Else Baldwin Village cat

This cat rules Baldwin Village

Spend enough time in Baldwin Village and you're bound to catch a glimpse of Elsa, a semi-feral ginger tabby who presides over the neighbourhood from the stoop of the shuttered Yung Sing Pastry Shop. Elsa has roamed Baldwin Village for fourteen years, and has held the post of resident mouser for twelve. Her territory spans Baldwin Street between Beverly and McCaul and reaches all the way up to College. "This is her fiefdom," says a resident. "I've never seen another cat try to cross her."

The closest thing Elsa has to an owner is the Ko family, the (former) owners of Yung Sing. They regularly feed her, groom her, and take her to the vet. Elsa spends much of her time curled up on their front porch. "She's definitely an outdoor cat," laughs Mr. Ko. The Kos themselves have never had a name for her; they've always simply referred to her as their "little yellow friend." They often take her for bike rides, letting her perch on the crossbar with her paws on the handles.
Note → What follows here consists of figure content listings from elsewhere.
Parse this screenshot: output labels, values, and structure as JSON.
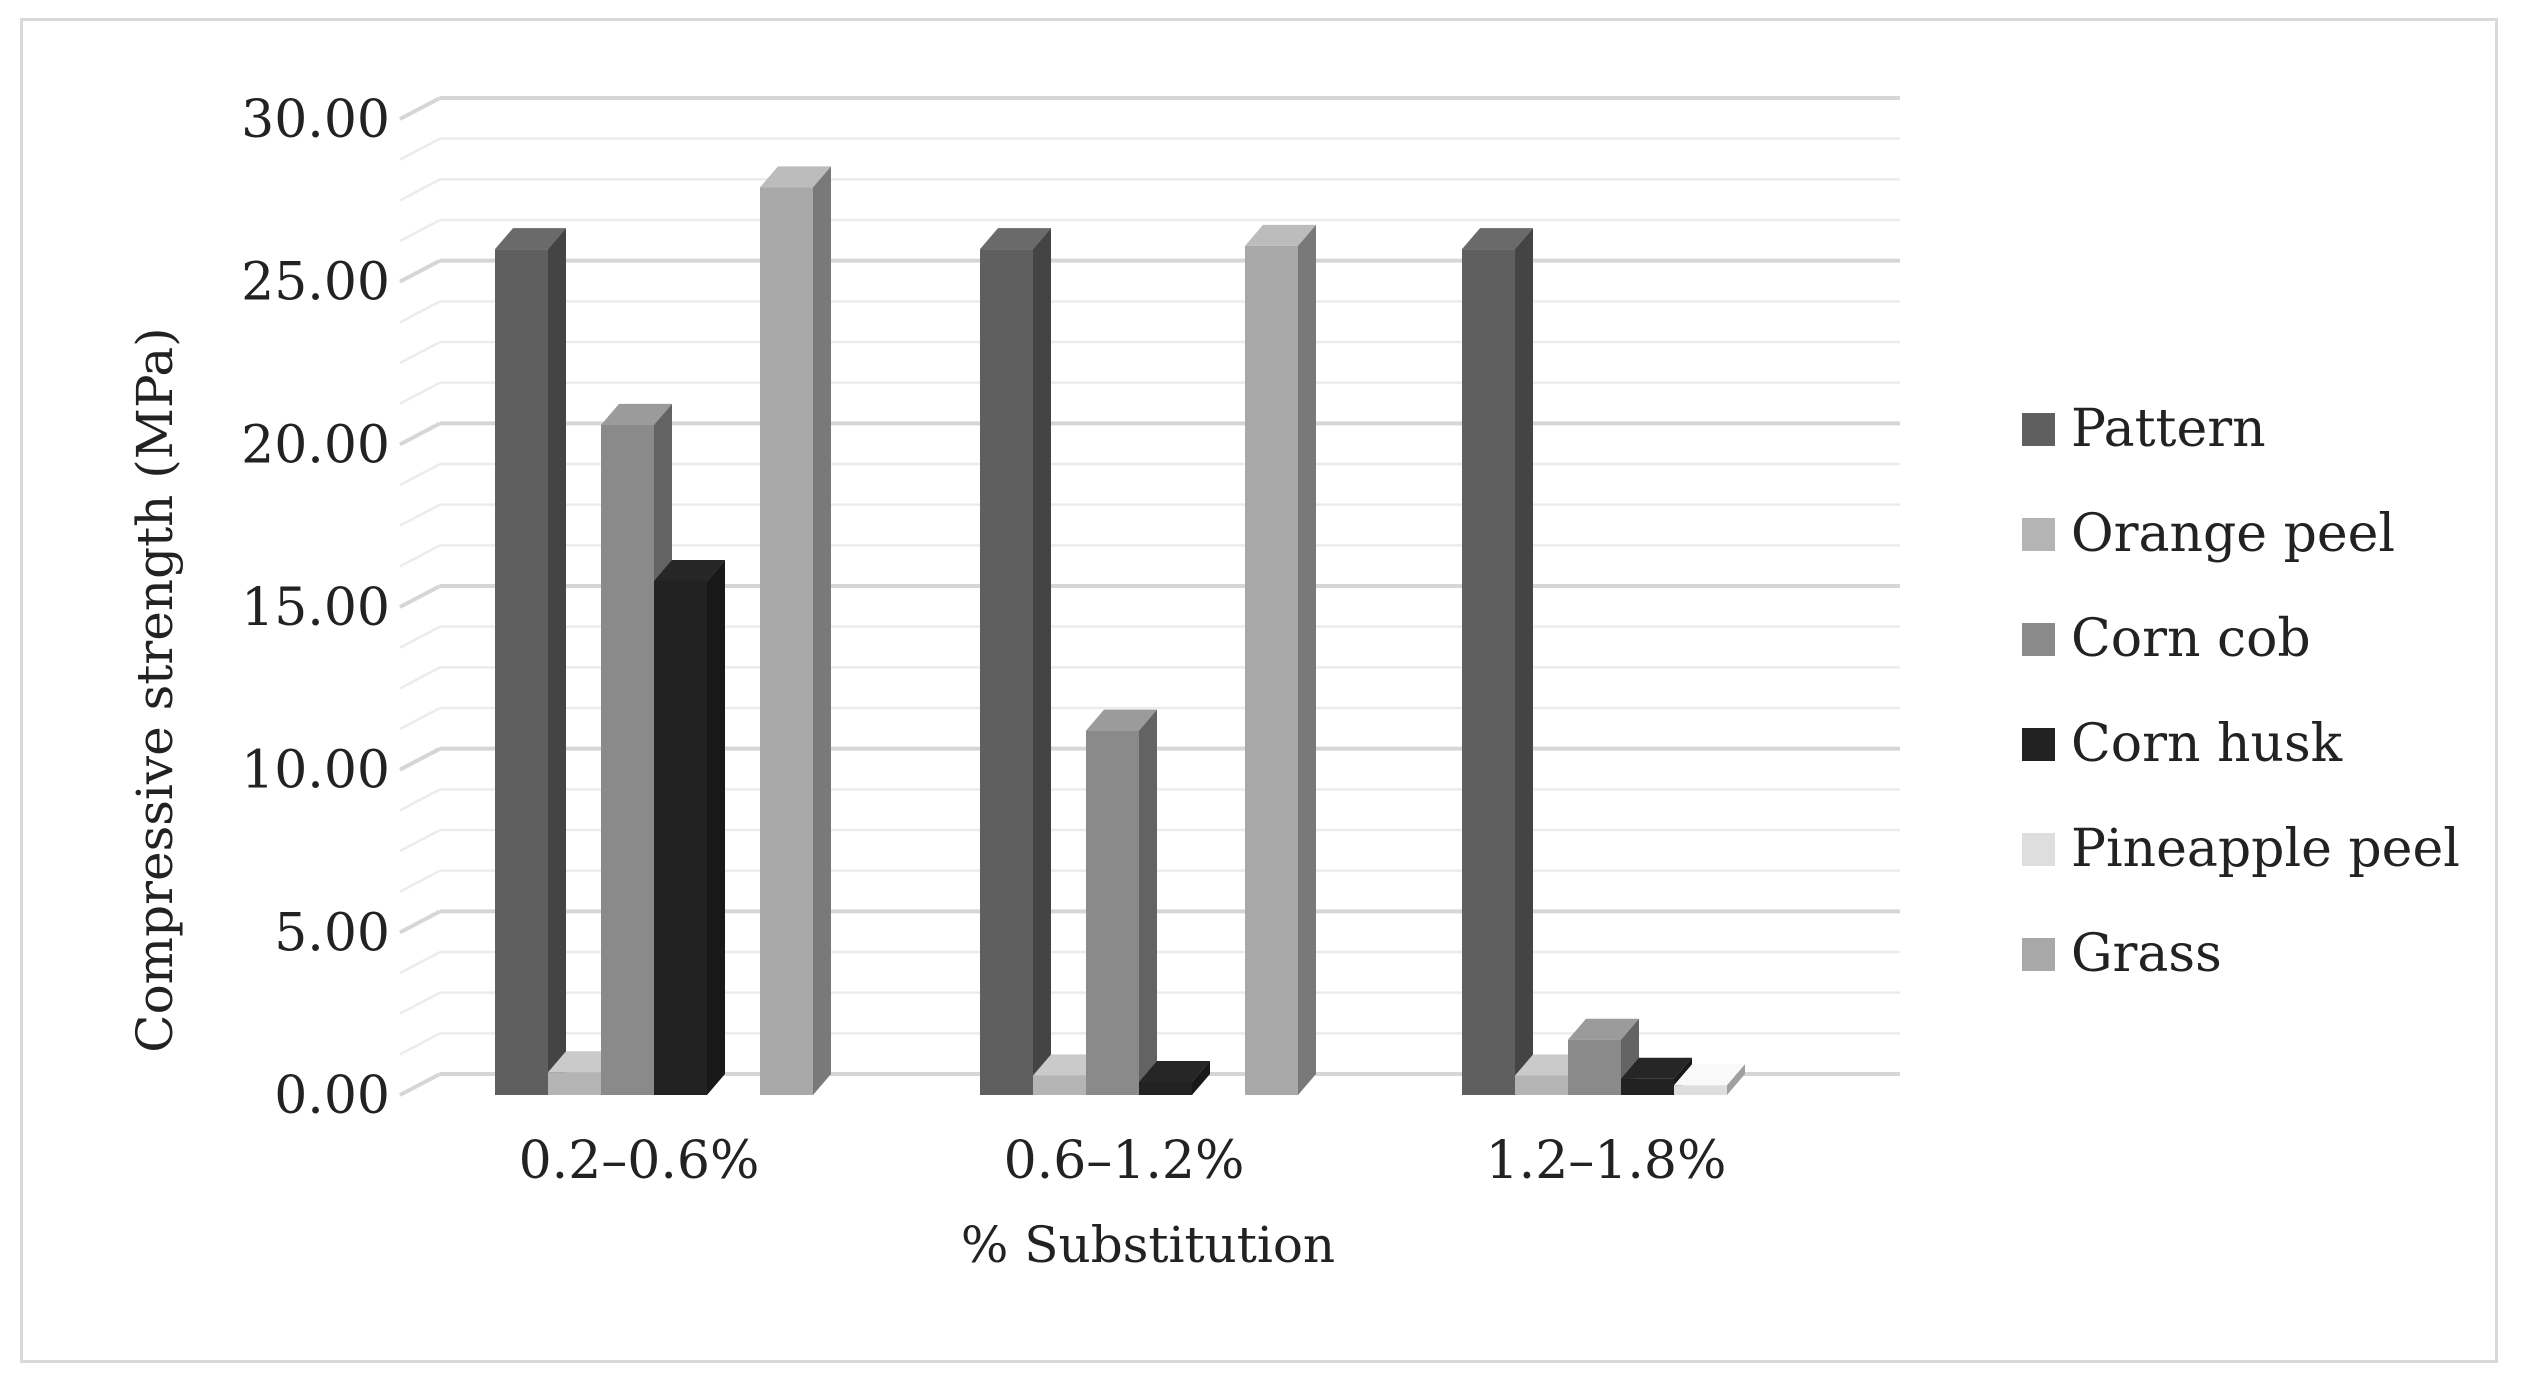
{
  "chart_data": {
    "type": "bar",
    "title": "",
    "xlabel": "% Substitution",
    "ylabel": "Compressive strength (MPa)",
    "ylim": [
      0,
      30
    ],
    "yticks": [
      "0.00",
      "5.00",
      "10.00",
      "15.00",
      "20.00",
      "25.00",
      "30.00"
    ],
    "categories": [
      "0.2–0.6%",
      "0.6–1.2%",
      "1.2–1.8%"
    ],
    "legend_position": "right",
    "grid": true,
    "three_d": true,
    "series": [
      {
        "name": "Pattern",
        "color": "#5f5f5f",
        "values": [
          26.0,
          26.0,
          26.0
        ]
      },
      {
        "name": "Orange peel",
        "color": "#b4b4b4",
        "values": [
          0.7,
          0.6,
          0.6
        ]
      },
      {
        "name": "Corn cob",
        "color": "#8a8a8a",
        "values": [
          20.6,
          11.2,
          1.7
        ]
      },
      {
        "name": "Corn husk",
        "color": "#222222",
        "values": [
          15.8,
          0.4,
          0.5
        ]
      },
      {
        "name": "Pineapple peel",
        "color": "#dedede",
        "values": [
          0,
          0,
          0.3
        ]
      },
      {
        "name": "Grass",
        "color": "#a8a8a8",
        "values": [
          27.9,
          26.1,
          0
        ]
      }
    ]
  }
}
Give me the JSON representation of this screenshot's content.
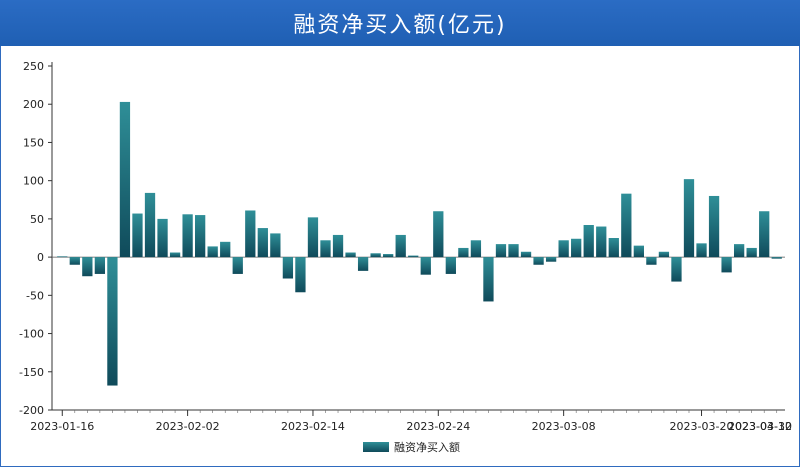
{
  "chart_data": {
    "type": "bar",
    "title": "融资净买入额(亿元)",
    "ylim": [
      -200,
      250
    ],
    "yticks": [
      250,
      200,
      150,
      100,
      50,
      0,
      -50,
      -100,
      -150,
      -200
    ],
    "xtick_labels": [
      "2023-01-16",
      "2023-02-02",
      "2023-02-14",
      "2023-02-24",
      "2023-03-08",
      "2023-03-20",
      "2023-03-30",
      "2023-04-12"
    ],
    "xtick_positions": [
      0,
      10,
      20,
      30,
      40,
      51,
      60,
      70
    ],
    "legend": "融资净买入额",
    "legend_position": "bottom",
    "grid": false,
    "colors": {
      "bar_top": "#2f8f98",
      "bar_bottom": "#0f4a5a",
      "title_bg": "#2b6cc4",
      "title_text": "#ffffff",
      "border": "#2f6bbf"
    },
    "series": [
      {
        "name": "融资净买入额",
        "values": [
          1,
          -10,
          -25,
          -22,
          -168,
          203,
          57,
          84,
          50,
          6,
          56,
          55,
          14,
          20,
          -22,
          61,
          38,
          31,
          -28,
          -46,
          52,
          22,
          29,
          6,
          -18,
          5,
          4,
          29,
          2,
          -23,
          60,
          -22,
          12,
          22,
          -58,
          17,
          17,
          7,
          -10,
          -6,
          22,
          24,
          42,
          40,
          25,
          83,
          15,
          -10,
          7,
          -32,
          102,
          18,
          80,
          -20,
          17,
          12,
          60,
          -2
        ]
      }
    ]
  }
}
Neighbourhood reaction to Elsa is mixed. Restaurant owners love that she keeps the mice away, while waitstaff dread having to shoo her from patios and doorways. (One local waiter rolls up his sleeve to reveal an impressive Elsa-inflicted scar.) However, the residents I spoke to all seem quite fond of her; Mr. Ko, for his part, swears that she keeps the raccoons at bay.

Considering the amount of time that Elsa has spent as a semi-feral cat, she is in remarkably good health. In addition to regular attention from the Kos and a steady diet of small critters and table scraps, she receives frequent treats and visits from neighbourhood residents, whose call her everything from "Elsa" to "Caramel" to "Brian." Whatever you call her, it's obvious that she hasn't let old age slow her down; she's still alert, still curious, still insistently affectionate. Passerby still fuss over her, and she still relishes the attention.

Her life may not always be easy, but Elsa's story is proof that a little affection can make a world of difference in the life of a feral cat. Torontonians may have been decried in recent weeks as uncaring and unfriendly, but if a scrappy orange kitten can live for fourteen years on the kindness of strangers, we're doing something right.